Boosting Take Up means Ensuring Access for All

Customisation / adjustability

The ability to customise data output lies at the core of what most people call accessibility which they generally relate to some kind of disability. This is helpful to a degree because it allows us to measure the functional gap between a system's supposed potential and what human beings can get out of it. I say "functional gap" deliberately because I do not assume, as many public sector officials do, that the failure of ICT uptake is solely a human failure; if only, the argument goes, these people would nail themselves to chairs and learn some word processing, all would be well. Much of the failure is in design and the core of that failure is a lack of granularity in data creation which allows for unlimited customisation. This does not simply mean making the print larger or smaller, it also means running voice output simultaneous with print as the prime example of the simple rule: multimedia must be multimodal. Remember that you can analyse the 50% not on line according to a functional gap between themselves and a system as well as according to the socio-economic framework and the bedrock of the functionality gap is an illiteracy rate of 20-25% of the whole population, with 20% of children in "Special Measures".
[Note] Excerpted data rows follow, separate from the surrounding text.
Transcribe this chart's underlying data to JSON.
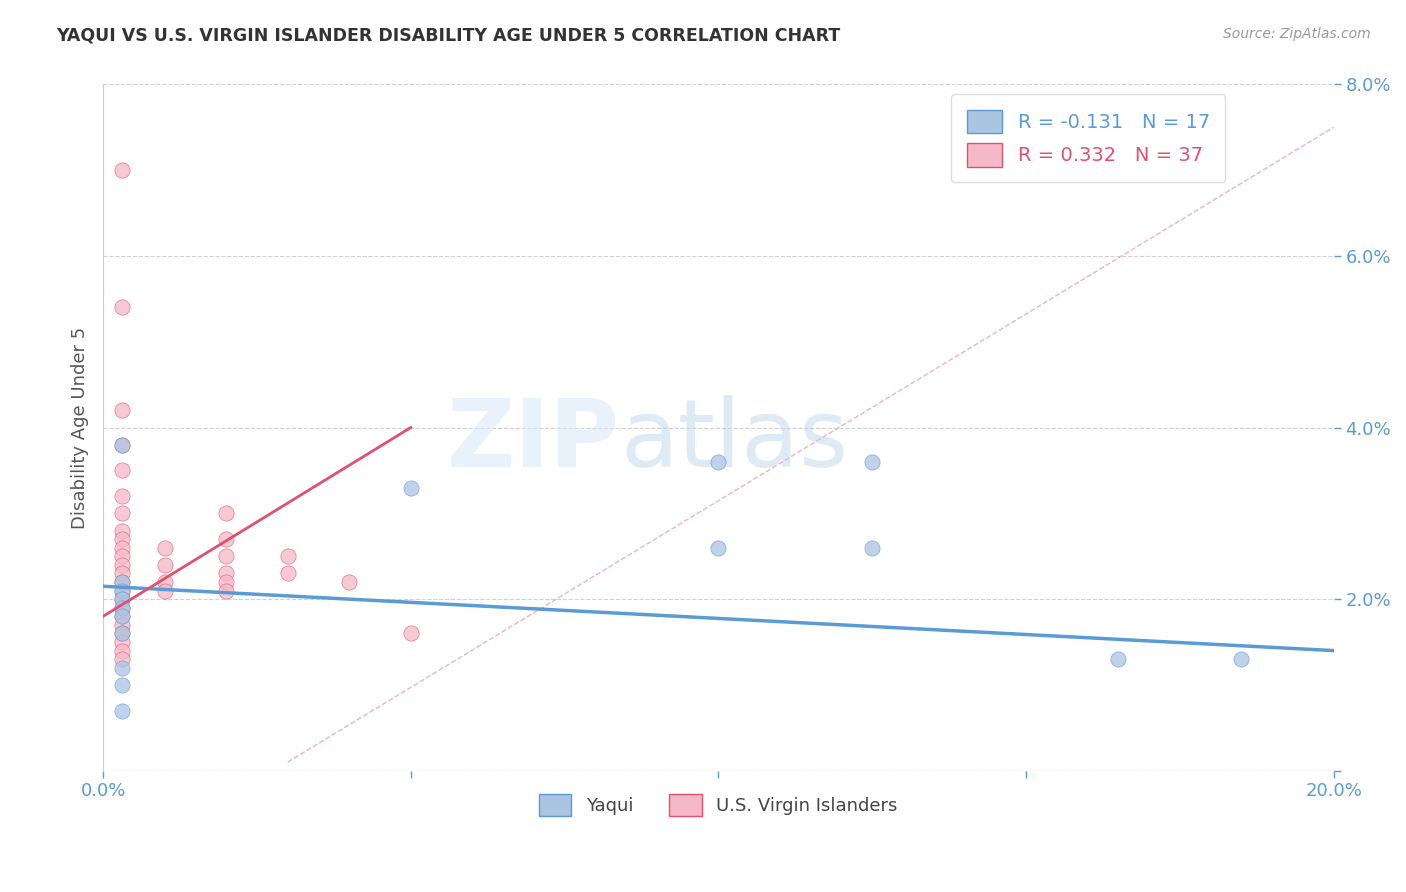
{
  "title": "YAQUI VS U.S. VIRGIN ISLANDER DISABILITY AGE UNDER 5 CORRELATION CHART",
  "source": "Source: ZipAtlas.com",
  "ylabel": "Disability Age Under 5",
  "xlim": [
    0.0,
    0.2
  ],
  "ylim": [
    0.0,
    0.08
  ],
  "xticks": [
    0.0,
    0.05,
    0.1,
    0.15,
    0.2
  ],
  "xticklabels": [
    "0.0%",
    "",
    "",
    "",
    "20.0%"
  ],
  "yticks": [
    0.0,
    0.02,
    0.04,
    0.06,
    0.08
  ],
  "yticklabels": [
    "",
    "2.0%",
    "4.0%",
    "6.0%",
    "8.0%"
  ],
  "legend_R_blue": "-0.131",
  "legend_N_blue": "17",
  "legend_R_pink": "0.332",
  "legend_N_pink": "37",
  "legend_label_blue": "Yaqui",
  "legend_label_pink": "U.S. Virgin Islanders",
  "blue_color": "#aac4e2",
  "pink_color": "#f5b8c8",
  "trendline_blue_color": "#5b9bd5",
  "trendline_pink_color": "#e05070",
  "ref_line_color": "#e8a0b0",
  "watermark_zip": "ZIP",
  "watermark_atlas": "atlas",
  "blue_scatter": [
    [
      0.003,
      0.038
    ],
    [
      0.003,
      0.022
    ],
    [
      0.003,
      0.021
    ],
    [
      0.003,
      0.02
    ],
    [
      0.003,
      0.019
    ],
    [
      0.003,
      0.018
    ],
    [
      0.003,
      0.016
    ],
    [
      0.003,
      0.012
    ],
    [
      0.003,
      0.01
    ],
    [
      0.003,
      0.007
    ],
    [
      0.05,
      0.033
    ],
    [
      0.1,
      0.036
    ],
    [
      0.1,
      0.026
    ],
    [
      0.125,
      0.036
    ],
    [
      0.125,
      0.026
    ],
    [
      0.165,
      0.013
    ],
    [
      0.185,
      0.013
    ]
  ],
  "pink_scatter": [
    [
      0.003,
      0.07
    ],
    [
      0.003,
      0.054
    ],
    [
      0.003,
      0.042
    ],
    [
      0.003,
      0.038
    ],
    [
      0.003,
      0.035
    ],
    [
      0.003,
      0.032
    ],
    [
      0.003,
      0.03
    ],
    [
      0.003,
      0.028
    ],
    [
      0.003,
      0.027
    ],
    [
      0.003,
      0.026
    ],
    [
      0.003,
      0.025
    ],
    [
      0.003,
      0.024
    ],
    [
      0.003,
      0.023
    ],
    [
      0.003,
      0.022
    ],
    [
      0.003,
      0.021
    ],
    [
      0.003,
      0.02
    ],
    [
      0.003,
      0.019
    ],
    [
      0.003,
      0.018
    ],
    [
      0.003,
      0.017
    ],
    [
      0.003,
      0.016
    ],
    [
      0.003,
      0.015
    ],
    [
      0.003,
      0.014
    ],
    [
      0.003,
      0.013
    ],
    [
      0.01,
      0.026
    ],
    [
      0.01,
      0.024
    ],
    [
      0.01,
      0.022
    ],
    [
      0.01,
      0.021
    ],
    [
      0.02,
      0.03
    ],
    [
      0.02,
      0.027
    ],
    [
      0.02,
      0.025
    ],
    [
      0.02,
      0.023
    ],
    [
      0.02,
      0.022
    ],
    [
      0.02,
      0.021
    ],
    [
      0.03,
      0.025
    ],
    [
      0.03,
      0.023
    ],
    [
      0.04,
      0.022
    ],
    [
      0.05,
      0.016
    ]
  ],
  "blue_trend_x": [
    0.0,
    0.2
  ],
  "blue_trend_y": [
    0.0215,
    0.014
  ],
  "pink_trend_x": [
    0.0,
    0.05
  ],
  "pink_trend_y": [
    0.018,
    0.04
  ]
}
I will come on in a minute to the key special case of the customisation of lexicographic range but, for the time being, I want to go back to something I said right at the beginning, about our cultural disagreement about the purpose of ICT and to illustrate it with a story.

Not long ago a major Department of Government decided it was going to make PC-based services much easier to access and it hired a major company to look at what was wrong with present systems. Well, just incidentally, it reported that the majority of its sample found the idea that you press the "start" button to close something down just a tad outlandish! But the headline from an eminent engineer who had believed all his life in user centred design was that he had undergone a Damascene conversion; he had found that people wanted simple interfaces and wanted to do one thing at a time and that, crucially, the occlusion mechanism we use on as page of more than 100 elements is acquired, not natural. The articulation of the (7 + or - 2) rule, as it is called, holds for people until they learn how to choose in more complex situations and how to occlude. Another titbit from this same Government project was that when I asked for the (7 + or - 2) rule to be used on the project web site - and remember, the object of the project was to make the internet more accessible - I was told that a home page with only nine or fewer elements would break the house style.

The other aspect of this topic of customisation is the ability to move from configuration where a new user specified certain requirements, to systems which adjust to the behaviour of users. This can be simple, as in the case when a transport timetable presents data on the basis of the user's post code, or more complex where the system develops general rules based on user preference. This latter kind of system is becoming ever more sophisticated as the semantic web develops and it is vital for reluctant internet users.